De waarde van stijl
Steeds meer huizen worden gebouwd in zogenaamde historiserende bouwstijl (retroarchitectuur): geïnspireerd op bijvoorbeeld de architectuur uit de jaren dertig van de vorige eeuw of die van zeventiende-eeuwse herenhuizen. Uit de studie ‘De waarde van stijl’ blijkt dat woningbezitters bereid zijn meer te betalen voor dit type architectuur en de associaties die daarmee zijn verbonden. Nieuwbouwwoningen in een historiserende bouwstijl zijn dan ook 5 tot 14 procent duurder dan andere typen woningen, maar ze blijken niet waardevaster.

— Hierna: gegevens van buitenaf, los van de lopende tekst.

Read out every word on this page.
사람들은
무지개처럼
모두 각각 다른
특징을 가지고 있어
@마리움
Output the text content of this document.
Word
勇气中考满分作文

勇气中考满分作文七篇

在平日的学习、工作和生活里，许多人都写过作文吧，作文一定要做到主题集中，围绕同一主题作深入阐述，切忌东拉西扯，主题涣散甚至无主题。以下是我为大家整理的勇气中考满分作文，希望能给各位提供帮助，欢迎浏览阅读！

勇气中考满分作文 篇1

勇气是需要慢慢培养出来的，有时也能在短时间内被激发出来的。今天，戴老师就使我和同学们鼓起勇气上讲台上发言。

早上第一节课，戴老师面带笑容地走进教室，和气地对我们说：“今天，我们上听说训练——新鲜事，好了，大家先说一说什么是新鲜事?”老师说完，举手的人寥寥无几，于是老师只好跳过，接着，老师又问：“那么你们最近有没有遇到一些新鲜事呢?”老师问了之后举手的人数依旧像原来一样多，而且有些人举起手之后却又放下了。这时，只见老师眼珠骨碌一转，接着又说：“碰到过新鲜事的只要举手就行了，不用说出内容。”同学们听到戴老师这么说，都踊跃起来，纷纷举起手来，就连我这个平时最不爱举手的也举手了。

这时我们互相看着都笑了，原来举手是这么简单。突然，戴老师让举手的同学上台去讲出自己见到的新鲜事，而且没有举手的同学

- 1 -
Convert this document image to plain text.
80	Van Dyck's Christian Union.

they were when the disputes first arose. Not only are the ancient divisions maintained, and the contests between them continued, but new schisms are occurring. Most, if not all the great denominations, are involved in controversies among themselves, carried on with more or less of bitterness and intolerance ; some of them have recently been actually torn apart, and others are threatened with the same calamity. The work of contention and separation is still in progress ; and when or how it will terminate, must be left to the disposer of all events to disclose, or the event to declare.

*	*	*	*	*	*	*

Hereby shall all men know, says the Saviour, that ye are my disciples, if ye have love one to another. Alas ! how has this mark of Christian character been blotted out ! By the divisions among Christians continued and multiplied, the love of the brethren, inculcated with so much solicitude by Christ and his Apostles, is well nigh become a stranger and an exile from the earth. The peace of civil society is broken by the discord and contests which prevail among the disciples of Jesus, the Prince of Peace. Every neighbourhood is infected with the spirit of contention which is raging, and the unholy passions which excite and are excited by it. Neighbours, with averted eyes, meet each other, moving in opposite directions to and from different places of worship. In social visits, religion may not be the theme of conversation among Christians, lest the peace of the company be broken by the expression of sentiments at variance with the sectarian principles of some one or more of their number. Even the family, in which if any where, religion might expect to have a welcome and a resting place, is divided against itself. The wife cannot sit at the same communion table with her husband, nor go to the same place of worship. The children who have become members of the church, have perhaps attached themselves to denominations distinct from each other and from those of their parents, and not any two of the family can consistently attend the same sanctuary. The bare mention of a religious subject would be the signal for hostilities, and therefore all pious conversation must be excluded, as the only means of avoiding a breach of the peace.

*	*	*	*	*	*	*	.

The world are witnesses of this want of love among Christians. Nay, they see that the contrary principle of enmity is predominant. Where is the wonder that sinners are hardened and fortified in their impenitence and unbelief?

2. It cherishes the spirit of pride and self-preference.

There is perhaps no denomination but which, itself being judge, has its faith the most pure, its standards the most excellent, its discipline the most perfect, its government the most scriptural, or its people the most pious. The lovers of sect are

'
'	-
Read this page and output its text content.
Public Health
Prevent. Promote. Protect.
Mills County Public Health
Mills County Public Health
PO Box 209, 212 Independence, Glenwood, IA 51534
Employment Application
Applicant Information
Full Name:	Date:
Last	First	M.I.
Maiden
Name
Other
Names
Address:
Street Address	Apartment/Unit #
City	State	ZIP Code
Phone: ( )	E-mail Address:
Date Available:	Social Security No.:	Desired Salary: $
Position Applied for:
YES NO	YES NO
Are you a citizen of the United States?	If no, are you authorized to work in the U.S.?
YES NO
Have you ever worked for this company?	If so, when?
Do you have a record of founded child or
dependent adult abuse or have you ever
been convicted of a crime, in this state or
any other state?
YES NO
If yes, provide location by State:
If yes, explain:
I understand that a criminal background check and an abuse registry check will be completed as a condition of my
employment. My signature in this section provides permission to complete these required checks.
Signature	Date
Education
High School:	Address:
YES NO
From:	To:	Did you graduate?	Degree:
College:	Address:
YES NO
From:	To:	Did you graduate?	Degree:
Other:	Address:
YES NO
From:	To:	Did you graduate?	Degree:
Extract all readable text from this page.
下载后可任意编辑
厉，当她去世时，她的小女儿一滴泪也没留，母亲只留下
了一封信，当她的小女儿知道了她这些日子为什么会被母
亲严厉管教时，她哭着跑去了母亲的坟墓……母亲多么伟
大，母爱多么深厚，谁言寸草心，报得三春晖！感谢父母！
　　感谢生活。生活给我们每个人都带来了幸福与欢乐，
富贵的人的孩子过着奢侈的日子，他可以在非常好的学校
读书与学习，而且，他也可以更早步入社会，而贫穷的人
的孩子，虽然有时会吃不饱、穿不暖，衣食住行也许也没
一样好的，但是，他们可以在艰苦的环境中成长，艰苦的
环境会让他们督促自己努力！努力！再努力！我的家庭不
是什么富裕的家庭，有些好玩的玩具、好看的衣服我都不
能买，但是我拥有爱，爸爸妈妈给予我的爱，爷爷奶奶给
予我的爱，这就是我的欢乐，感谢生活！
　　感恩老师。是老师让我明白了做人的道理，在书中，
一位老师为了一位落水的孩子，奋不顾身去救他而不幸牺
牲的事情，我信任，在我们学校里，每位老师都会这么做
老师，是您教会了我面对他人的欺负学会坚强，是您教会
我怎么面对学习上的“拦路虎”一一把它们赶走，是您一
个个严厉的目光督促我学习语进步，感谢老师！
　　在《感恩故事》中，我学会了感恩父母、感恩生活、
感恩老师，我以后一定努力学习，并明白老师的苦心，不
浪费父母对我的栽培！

Er is onderscheid gemaakt tussen ‘neotraditionele’ en ‘verwijzend naar traditionele’ bouwstijlen. De neotraditionele stijl is in alle opzichten (qua gebouwvorm, gevelcompositie en detaillering) een nabootsing van bouwstijlen uit het verleden. Bij ‘verwijzend naar’ wordt vrijer omgegaan met de historische stijl. Vaak worden bij deze woningen wel de gebouwvorm en gevelcompositie nagebootst, maar ontbreekt de detaillering.
De extra prijs die voor neotraditionele architectuur wordt betaald, impliceert voor een deel dat het aanbod van nieuwe woningen onvoldoende reageert op de vraag. Ontwikkelende partijen zouden meer aandacht moeten besteden aan de wensen van woningzoekenden, ook wanneer sprake is van een aanbiedersmarkt.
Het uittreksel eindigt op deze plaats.